The second stop on my Global Archaeology tour was Tasmania, where I spent two very intense weeks on what was no ordinary dig…
People generally assume that archaeology means excavating very ancient artefacts, but archaeology also has plenty to tell us about the much more recent past, and it doesn’t always involve digging. In fact, without even sticking a trowel in the ground, we archaeologists can uncover snippets of unwritten history and the stories of the people not ‘important’ enough to be officially recorded.
It was exactly this type of story that I was here to help reveal at Willow Court in Tasmania, with the Flinder’s University Historic Archaeology field school.
Willow Court is right in the heart of the town of New Norfolk, where it served as Tasmania’s main mental health facility from 1829-2000. Originally named the New Norfolk Insane Asylum, it was built to care for both free people and convicts transported to Tasmania (then known as Van Diemens Land) by the British Government. Over the many years it was open the site grew, with buildings constructed and demolished, leaving a long and complex timeline to investigate.
Today, the site is currently in limbo, but as you can imagine the local community is still grappling with the legacy of having such an institution operating in their midst for 170 years, which has resulted in a great deal of stigma. The future of Willow Court is a therefore a sensitive and contested issue, and it is important to understand its place in Tasmanian history, and to give a voice to the experiences of both patients and employees before moving on. Archaeology can help the community appreciate the current state of the site, the artefacts associated with it, and inform a productive plan for Willow Court’s future.
The main goal for this year was to prepare for the excavations which are due to take place next season. Specifically, we were using a total station (a popular surveying tool among archaeologists) to create a detailed digital map of the site, doing geophysical surveys to identify sub-soil features and cataloguing artefacts in storage.
For my first two days on site I was put to work on the total station mapping the complex, which gave me a keen insight into its spatial organisation. The Willow Court complex is made up of a series of buildings (wards) and exercise yards that vary from fairly open to high security, and you can really feel the difference between them when you spend a few hours in one to complete a map.

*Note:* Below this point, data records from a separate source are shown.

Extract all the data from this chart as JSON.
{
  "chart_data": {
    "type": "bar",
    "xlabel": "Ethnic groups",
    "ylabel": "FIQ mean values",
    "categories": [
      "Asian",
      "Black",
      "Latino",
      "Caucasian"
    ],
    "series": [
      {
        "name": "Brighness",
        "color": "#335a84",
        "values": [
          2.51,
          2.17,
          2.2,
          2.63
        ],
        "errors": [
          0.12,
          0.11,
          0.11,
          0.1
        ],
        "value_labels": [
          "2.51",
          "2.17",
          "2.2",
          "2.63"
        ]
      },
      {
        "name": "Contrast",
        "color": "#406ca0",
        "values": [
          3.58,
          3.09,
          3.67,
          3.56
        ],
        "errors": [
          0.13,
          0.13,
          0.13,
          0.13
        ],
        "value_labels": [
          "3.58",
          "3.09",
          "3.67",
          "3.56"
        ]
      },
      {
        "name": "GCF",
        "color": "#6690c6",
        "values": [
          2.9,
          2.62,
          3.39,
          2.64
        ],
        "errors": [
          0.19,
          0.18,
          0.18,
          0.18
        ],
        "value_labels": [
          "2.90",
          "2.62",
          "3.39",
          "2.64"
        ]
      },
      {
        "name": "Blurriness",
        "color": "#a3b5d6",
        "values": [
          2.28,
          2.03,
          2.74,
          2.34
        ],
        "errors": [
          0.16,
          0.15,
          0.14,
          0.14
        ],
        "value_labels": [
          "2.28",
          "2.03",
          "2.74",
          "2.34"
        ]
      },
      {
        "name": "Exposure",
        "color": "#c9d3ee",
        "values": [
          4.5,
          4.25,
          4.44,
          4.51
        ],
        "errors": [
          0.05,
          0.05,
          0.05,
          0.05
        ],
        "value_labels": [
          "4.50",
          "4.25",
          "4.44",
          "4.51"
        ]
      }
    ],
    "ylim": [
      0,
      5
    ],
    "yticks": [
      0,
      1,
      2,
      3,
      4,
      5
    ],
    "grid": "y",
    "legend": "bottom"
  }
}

The high security exercise yards have high concrete walls and few points of entry or exit – they felt really oppressive and made me uneasy.
Next, I spent a day doing a geophysical survey of the gardens surrounding Frescati House – the asylum Superintendent’s cottage (c. 1832). Even in its current state of disrepair the hedge lined gardens surrounding Frescati House were a stark contrast to the bare exercise wards across the road at the asylum. Getting good geophys results on such recent sites can be difficult because there is so much metal in the ground, but our work should still help the team target areas to excavate next season.
Long lost underground features and architectural remains weren’t the only things we surveyed. One of the most intimate tasks I was asked to carry out was a full survey of the graffiti that marked the interior and exterior walls of the original Willow Court Barracks building (c. 1834). The graffiti was a mix of modern vandalism and the handiwork of patients. It was fascinating to search for the early writing on walls and window sills, photograph it and make notes on its location, condition and context. Some examples were simple names and dates and others were sequences of numbers or letters that my mind could not decipher.
I spent my final day on site cataloguing archaeological materials from the earliest decades of the institution, which included everything from furniture and 1930’s women’s magazines to patients’ clothing. The catalogue is a colossal endeavour that most team members were focused on for the entirety of the fieldschool. Documenting and cataloguing each artefact is of the utmost importance: without this it’s impossible to develop a proper and sensitive plan for moving forward with the future of Willow Court.
Tasmania’s Convict Era is very complex and I wanted to expand my understanding by visiting two of the eleven Australian Convict Sites listed as UNESCO World Heritage sites, Port Arthur and Cascades Female Factory. I got the inside scoop from Port Arthur’s Heritage Program Manager, Dr. Jody Steele, who also kindly opened the doors of the site’s artefact storage to us.
The stories told by the structures and artefacts from Willow Court, Cascades Female Factory, and Port Arthur are horrific, but fascinating. Even so, despite their experiences many of the convicts served their sentences and then moved forward with their lives as free citizens of the colony. These men and women persevered through transportation, hard labour and foul, disease ridden, heavily over-populated prisons to become the foundations of modern Tasmania.